Publicado em: quinta-feira, 05/07/2012

Erros humanos foram responsáveis pelo acidente nuclear em Fukushima

Analistas divulgaram nesta quinta-feira, 5 de julho, que o acidente ocorrido na usina nuclear de Fukushima poderia ter sido evitado já que ele foi marcado por diversos erros humanos que desencadearam a crise no governo do Japão e da Tepco, companhia elétrica responsável pela usina.

De acordo com os analistas, apesar do acidente ter sido causado inicialmente pelo terremoto e o consequente tsunami ocorridos em março do ano passado, ele não pode ser atribuído simplesmente a um desastre natural, já que ele poderia ter sido previsto e prevenido.

A comissão é responsável por essa conclusão é formada por dez analistas e foi criada em dezembro do ano passado a pedido do parlamento japonês. Para produzir o relatório, os analistas entrevistaram 1.167 pessoas para que as causas da crise nuclear no Japão fosse esclarecida. Eles produziram um documento que, no total, tem 641 páginas nas quais eles apontaram que o principal responsável pelo acidente foi o erro humano.

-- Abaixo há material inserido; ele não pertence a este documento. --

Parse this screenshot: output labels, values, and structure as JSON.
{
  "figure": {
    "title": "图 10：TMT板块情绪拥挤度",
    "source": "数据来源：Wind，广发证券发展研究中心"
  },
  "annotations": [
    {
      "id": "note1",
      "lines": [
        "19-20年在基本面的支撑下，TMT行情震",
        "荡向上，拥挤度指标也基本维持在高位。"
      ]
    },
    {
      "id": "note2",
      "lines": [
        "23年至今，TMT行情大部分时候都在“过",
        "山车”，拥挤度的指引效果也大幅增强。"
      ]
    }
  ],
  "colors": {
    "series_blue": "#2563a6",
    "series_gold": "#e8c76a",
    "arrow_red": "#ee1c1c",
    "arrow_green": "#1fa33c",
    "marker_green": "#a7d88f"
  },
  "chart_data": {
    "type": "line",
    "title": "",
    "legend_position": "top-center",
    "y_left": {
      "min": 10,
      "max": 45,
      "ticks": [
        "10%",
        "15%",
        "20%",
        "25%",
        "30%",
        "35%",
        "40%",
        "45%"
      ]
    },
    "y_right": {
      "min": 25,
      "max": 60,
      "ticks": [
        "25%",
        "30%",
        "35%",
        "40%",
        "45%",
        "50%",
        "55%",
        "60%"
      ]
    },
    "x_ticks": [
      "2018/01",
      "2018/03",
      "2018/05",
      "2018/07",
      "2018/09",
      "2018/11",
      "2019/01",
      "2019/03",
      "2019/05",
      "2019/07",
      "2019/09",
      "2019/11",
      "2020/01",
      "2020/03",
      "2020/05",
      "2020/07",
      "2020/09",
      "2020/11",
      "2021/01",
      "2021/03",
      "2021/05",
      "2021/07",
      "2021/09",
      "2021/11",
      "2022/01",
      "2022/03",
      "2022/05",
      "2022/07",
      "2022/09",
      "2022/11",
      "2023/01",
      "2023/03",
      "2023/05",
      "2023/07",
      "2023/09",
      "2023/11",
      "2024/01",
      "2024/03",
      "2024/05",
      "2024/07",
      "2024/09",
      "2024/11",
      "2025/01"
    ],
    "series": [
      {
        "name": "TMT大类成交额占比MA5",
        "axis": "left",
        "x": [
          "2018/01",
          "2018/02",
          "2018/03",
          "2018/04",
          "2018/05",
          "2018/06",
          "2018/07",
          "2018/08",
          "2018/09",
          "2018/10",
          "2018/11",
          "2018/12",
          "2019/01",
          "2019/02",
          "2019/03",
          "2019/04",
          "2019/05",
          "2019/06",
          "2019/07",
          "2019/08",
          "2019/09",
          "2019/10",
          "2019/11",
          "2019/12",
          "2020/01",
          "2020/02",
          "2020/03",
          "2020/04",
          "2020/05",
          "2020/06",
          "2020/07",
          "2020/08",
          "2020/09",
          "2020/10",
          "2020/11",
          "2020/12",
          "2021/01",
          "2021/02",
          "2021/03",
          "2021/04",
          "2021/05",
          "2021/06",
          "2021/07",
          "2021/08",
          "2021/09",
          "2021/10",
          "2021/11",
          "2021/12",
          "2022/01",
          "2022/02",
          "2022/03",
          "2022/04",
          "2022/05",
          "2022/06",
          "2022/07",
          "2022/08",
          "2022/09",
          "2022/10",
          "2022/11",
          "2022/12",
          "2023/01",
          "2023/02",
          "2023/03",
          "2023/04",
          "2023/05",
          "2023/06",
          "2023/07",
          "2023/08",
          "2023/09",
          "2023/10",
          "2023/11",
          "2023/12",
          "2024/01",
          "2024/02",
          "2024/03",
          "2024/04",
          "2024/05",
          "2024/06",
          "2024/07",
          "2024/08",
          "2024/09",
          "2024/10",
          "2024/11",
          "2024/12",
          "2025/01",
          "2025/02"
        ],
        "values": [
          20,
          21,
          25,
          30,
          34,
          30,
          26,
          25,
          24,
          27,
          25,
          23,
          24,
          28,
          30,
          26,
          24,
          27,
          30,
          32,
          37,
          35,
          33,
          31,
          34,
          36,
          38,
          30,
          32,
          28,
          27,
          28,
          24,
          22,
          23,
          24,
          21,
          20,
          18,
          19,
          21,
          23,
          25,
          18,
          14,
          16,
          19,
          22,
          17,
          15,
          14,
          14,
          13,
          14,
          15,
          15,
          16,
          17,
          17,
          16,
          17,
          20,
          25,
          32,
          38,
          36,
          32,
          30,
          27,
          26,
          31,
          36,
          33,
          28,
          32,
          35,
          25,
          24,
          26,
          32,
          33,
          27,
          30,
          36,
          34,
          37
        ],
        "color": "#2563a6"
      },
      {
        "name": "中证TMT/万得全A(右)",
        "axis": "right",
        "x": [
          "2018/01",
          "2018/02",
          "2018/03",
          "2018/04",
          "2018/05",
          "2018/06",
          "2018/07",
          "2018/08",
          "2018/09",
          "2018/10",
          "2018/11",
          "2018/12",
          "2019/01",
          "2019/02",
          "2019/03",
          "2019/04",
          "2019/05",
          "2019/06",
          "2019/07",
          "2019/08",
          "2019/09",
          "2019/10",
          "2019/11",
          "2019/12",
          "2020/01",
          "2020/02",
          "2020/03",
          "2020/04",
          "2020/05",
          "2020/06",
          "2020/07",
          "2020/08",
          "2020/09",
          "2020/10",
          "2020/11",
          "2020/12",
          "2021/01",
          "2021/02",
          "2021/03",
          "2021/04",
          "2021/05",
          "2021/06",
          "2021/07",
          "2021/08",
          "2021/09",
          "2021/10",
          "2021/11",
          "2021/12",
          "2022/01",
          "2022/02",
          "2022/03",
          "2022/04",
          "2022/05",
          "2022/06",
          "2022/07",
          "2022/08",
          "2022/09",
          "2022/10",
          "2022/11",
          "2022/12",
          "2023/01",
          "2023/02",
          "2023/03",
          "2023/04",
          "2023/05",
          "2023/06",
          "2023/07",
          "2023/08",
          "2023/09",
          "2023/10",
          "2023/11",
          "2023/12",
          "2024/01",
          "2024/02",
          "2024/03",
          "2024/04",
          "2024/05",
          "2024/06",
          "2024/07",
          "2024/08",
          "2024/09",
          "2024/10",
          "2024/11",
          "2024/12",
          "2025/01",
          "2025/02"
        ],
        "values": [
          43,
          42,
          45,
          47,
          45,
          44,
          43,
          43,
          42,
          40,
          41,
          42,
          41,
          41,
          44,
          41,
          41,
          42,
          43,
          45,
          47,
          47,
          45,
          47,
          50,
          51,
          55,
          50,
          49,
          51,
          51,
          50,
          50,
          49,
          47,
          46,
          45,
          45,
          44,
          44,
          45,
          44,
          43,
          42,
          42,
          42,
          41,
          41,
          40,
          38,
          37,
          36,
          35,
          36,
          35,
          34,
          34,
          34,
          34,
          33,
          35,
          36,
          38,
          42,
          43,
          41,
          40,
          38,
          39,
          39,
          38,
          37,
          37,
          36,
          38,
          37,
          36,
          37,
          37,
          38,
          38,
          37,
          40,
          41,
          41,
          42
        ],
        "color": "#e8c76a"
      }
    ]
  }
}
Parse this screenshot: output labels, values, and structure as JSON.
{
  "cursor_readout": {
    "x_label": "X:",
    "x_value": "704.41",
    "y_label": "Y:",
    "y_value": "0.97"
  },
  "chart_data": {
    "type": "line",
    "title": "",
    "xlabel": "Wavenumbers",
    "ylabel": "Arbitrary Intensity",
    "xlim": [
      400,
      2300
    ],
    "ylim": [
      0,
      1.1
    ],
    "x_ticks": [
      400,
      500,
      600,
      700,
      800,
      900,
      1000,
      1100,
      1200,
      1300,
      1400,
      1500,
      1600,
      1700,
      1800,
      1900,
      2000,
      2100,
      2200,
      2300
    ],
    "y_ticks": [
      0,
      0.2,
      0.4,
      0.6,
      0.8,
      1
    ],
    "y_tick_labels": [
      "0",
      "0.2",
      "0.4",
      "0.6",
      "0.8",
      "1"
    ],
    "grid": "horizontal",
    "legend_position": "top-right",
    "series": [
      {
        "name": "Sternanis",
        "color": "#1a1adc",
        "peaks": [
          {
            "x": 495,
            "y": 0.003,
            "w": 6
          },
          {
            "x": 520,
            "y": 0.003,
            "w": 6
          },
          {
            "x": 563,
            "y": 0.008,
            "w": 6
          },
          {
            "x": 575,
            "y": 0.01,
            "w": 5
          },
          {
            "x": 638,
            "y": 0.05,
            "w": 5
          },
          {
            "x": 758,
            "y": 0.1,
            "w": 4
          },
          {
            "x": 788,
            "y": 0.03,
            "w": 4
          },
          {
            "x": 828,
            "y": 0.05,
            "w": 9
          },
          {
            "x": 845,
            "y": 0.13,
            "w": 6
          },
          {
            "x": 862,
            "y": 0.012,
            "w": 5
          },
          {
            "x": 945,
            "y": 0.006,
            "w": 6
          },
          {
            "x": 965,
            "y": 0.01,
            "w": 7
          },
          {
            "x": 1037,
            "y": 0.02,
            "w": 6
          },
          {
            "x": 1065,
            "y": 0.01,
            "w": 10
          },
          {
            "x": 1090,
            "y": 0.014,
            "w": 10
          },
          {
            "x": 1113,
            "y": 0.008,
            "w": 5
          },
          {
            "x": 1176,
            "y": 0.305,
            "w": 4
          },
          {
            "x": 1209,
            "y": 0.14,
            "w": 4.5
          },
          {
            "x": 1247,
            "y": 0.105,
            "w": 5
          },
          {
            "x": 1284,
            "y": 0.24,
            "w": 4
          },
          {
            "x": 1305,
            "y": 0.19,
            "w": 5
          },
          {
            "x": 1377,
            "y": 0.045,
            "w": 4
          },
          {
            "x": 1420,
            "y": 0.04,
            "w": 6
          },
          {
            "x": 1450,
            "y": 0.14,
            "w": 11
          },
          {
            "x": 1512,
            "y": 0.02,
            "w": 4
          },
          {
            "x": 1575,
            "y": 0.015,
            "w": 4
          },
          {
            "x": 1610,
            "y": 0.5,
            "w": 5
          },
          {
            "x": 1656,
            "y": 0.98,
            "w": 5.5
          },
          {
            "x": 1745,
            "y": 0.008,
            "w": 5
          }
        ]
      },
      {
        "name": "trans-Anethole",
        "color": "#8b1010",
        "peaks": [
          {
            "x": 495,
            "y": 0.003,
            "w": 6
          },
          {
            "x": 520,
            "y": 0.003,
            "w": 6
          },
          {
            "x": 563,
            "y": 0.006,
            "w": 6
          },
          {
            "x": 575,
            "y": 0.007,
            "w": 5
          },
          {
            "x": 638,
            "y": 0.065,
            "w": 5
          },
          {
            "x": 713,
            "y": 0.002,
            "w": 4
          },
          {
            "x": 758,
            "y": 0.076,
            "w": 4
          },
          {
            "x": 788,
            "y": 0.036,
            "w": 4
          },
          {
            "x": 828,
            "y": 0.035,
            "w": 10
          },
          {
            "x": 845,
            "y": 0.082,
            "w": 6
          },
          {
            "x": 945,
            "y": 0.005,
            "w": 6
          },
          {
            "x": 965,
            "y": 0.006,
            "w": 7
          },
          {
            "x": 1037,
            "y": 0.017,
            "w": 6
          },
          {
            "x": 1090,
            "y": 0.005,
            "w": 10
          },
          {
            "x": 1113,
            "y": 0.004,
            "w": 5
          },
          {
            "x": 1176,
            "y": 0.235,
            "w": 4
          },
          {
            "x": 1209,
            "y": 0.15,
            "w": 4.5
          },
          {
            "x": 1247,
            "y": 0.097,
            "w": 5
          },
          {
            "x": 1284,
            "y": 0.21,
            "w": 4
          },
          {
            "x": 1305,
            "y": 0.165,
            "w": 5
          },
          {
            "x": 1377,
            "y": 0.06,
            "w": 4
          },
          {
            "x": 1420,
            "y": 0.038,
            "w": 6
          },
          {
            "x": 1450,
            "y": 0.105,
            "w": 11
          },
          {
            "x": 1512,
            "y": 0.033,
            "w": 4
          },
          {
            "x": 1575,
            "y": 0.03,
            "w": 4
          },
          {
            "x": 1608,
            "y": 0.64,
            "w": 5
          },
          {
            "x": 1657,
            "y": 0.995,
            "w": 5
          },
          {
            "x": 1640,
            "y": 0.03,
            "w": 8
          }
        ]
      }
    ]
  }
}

Mesmo com a catástrofe causada pela natureza, o documento mostra que uma série de erros humanos foram praticados e, além disso, as autoridades públicas do país não exerceram da forma esperada o seu papel de supervisão. Esse cargo teria assumido pela companhia elétrica Tepco, que opera a usina, e que tomou decisões prejudiciais à segurança da população.

Embora a operadora da usina diga que a central estava preparada para os tremores e que os seus reatores não sofreram danos por conta do terremoto de 9 pontos, somente pelo tsunami que atingiu o país logo depois, o relatório feito pelos analistas não descarta a possibilidade do reator número 1 já ter sofrido danos pelos tremores.

Pelo menos 80 mil pessoas estão sem poder voltar para suas casas, que estão num raio de vinte quilômetros da usina Fukushima Daiichi. Eles estão proibidos de voltar por causa da radioatividade que está presente no local. Já no interior da usina, os operários trabalam para evitar que novos vazamentos aconteçam.